17 Therefore, in all things He had to be made like His brethren, that He might be a merciful and faithful High Priest in things pertaining to God, to make propitiation for the sins of the people.
Verses 17 and 18 conclude the argument of chapter two, the reason Jesus became incarnate. He became incarnate to become a High Priest who intercedes for men. The appropriateness of Jesus’ suffering in the Father’s plan has been developed (vv. 10-16). Now the author addresses the idea of Jesus’ high-priestly status of dealing with sin.
The “therefore” here draws a conclusion from verse 16. By His incarnation He saved those who would believe.
in all things
Jesus had to become a man in every respect whether in His birth, growth as a person or suffering. Christ experienced all the consequences of being a human except sin.
He had [incumbent upon]
The word “had” carries the idea to be necessary or indispensable. Jesus had an obligation upon Him to come to the aid of sinners. Saving the lost was His responsibility.
to be made like His brethren,
Jesus’ help of His “brethren” is predicated on His becoming human. The likeness is identification, not simulation. He experienced hunger, thirst, pain and criticism from legalists. He fully experienced the life we experience.
that He might be
The “that” shows the purpose whereby Jesus took on humanity and became a High Priest. “Might be” is to be like. By this He could represent man to God properly. The incarnation made the possibility that Jesus would become a High Priest.
a merciful and faithful High Priest
Hebrews here for the first time introduces the idea of a high priest. The high priest was someone who interceded for others. The high priest in Israel did this on the Day of Atonement, for example. The priesthood had both a Godward and manward dimensions.
Jesus is both a “merciful and faithful High Priest.” This idea will be developed more fully later in the epistle. Hebrews discusses Jesus’ role as a High Priest more than any other epistle. Mercy is a primary requisite of a priest (He 4:15). A person who exercises mercy must identify with the misery of someone else. He was also “faithful;” He was true to His office as a Mediator of mercy.

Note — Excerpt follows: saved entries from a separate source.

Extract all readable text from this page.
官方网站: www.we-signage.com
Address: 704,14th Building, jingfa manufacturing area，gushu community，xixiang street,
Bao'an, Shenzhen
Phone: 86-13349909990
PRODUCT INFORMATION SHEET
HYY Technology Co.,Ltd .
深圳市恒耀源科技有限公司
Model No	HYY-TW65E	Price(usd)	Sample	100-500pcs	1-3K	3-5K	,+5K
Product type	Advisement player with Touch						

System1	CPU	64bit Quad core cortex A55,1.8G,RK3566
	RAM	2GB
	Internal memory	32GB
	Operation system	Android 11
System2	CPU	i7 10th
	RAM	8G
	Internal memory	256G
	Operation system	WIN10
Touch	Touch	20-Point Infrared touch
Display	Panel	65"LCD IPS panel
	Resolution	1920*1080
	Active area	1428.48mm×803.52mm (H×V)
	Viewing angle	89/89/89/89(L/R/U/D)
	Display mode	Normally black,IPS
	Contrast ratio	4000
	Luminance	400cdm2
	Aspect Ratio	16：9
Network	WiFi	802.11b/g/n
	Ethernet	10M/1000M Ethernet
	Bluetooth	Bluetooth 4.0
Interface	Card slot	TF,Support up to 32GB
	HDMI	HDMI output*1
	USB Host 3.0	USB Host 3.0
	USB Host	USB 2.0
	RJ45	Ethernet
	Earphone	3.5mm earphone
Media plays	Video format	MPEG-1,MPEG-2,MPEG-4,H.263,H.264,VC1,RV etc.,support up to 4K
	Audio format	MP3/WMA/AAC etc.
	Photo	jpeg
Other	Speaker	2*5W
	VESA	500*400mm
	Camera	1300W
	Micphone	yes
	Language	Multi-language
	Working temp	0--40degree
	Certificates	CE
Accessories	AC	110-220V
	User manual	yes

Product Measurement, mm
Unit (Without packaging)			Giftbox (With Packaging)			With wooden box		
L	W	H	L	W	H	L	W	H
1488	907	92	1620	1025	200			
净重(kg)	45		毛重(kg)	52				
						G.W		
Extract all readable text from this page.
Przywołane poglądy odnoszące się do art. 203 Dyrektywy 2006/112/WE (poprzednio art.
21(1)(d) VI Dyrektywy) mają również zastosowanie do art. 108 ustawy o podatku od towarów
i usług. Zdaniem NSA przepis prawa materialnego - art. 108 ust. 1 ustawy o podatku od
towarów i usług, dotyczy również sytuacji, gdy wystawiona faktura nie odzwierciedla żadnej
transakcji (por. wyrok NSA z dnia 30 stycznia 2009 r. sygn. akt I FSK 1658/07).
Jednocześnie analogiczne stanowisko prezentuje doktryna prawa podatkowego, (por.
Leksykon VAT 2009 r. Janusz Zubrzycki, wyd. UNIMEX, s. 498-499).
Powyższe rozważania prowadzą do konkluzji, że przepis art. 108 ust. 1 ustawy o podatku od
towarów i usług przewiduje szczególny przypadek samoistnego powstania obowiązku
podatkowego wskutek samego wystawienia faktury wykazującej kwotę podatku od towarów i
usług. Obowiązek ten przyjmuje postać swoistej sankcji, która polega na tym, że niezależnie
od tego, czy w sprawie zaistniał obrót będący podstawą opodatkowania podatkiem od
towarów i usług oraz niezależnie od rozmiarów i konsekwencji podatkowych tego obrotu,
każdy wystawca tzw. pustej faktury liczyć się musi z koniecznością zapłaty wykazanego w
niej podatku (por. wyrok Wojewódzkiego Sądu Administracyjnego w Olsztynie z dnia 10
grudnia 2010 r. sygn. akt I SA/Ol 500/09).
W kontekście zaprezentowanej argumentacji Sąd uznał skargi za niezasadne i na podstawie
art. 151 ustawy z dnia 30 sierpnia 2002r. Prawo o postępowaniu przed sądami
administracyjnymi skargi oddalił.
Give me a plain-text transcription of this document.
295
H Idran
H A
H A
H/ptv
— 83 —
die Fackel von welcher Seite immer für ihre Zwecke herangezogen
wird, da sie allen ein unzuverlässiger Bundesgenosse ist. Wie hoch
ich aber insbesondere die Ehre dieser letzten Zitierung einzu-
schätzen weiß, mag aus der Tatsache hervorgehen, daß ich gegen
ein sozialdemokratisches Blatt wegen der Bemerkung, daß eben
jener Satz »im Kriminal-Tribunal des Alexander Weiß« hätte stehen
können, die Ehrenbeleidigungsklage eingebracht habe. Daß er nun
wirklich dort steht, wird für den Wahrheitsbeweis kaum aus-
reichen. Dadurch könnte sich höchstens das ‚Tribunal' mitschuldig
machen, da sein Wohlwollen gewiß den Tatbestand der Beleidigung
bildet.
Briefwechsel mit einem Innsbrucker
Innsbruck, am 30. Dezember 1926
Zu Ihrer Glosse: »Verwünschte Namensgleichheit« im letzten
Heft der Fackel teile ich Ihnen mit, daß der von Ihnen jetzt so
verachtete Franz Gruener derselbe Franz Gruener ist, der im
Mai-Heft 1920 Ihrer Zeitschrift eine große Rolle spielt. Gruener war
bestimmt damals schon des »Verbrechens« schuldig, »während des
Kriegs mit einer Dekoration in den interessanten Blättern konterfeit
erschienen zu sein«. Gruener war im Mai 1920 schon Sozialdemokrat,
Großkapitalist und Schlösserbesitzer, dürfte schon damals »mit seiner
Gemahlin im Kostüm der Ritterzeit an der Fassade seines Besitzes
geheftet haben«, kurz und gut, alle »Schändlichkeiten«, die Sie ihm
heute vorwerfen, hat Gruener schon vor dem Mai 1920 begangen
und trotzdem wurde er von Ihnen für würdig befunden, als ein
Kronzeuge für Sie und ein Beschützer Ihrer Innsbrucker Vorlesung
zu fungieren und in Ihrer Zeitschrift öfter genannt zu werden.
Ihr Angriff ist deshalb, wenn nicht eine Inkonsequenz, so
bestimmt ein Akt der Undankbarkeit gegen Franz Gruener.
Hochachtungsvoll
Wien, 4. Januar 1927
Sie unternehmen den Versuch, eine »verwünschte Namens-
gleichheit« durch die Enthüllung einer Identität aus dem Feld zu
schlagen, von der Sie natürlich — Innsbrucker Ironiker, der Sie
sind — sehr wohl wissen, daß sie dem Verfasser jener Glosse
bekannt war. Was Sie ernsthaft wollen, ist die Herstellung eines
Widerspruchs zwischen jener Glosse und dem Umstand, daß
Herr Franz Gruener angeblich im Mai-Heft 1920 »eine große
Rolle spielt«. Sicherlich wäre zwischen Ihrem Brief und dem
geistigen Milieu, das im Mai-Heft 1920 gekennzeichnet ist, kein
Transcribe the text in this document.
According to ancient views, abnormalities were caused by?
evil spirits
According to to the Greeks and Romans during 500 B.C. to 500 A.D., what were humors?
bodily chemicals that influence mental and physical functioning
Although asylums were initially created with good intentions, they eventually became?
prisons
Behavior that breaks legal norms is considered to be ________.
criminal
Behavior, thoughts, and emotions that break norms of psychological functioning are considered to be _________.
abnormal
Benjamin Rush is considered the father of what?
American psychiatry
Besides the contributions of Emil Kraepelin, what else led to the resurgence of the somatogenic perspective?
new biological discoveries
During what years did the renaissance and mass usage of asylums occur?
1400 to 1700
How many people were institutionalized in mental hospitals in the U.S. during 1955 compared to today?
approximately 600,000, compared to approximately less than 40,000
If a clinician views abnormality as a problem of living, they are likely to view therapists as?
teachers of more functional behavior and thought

in things pertaining to God,
Jesus was a faithful High Priest in things pertaining to mediation toward God.
to make propitiation for the sins of the people.
The word “propitiation” means satisfaction. God must be satisfied that an adequate payment for sin has been made. His personal justice needed to be satisfied. Christ’s sacrifice was enough for Him. God no longer rejects man into His fellowship because He has been appeased by the blood of Christ.
“Make propitiation” means more than make atonement. To atone is to cover our sins; Jesus took out sins away completely.
God is completely resolved about the sin question.
Since God is satisfied about the sin issue, He is now willing to fellowship with those who accept Christ’s sacrifice for their sin (Ro 3:25; 1 Jn 4:10). God met the demand of His own holiness by sending His Son to pay for our sins. He satisfied Himself in doing so.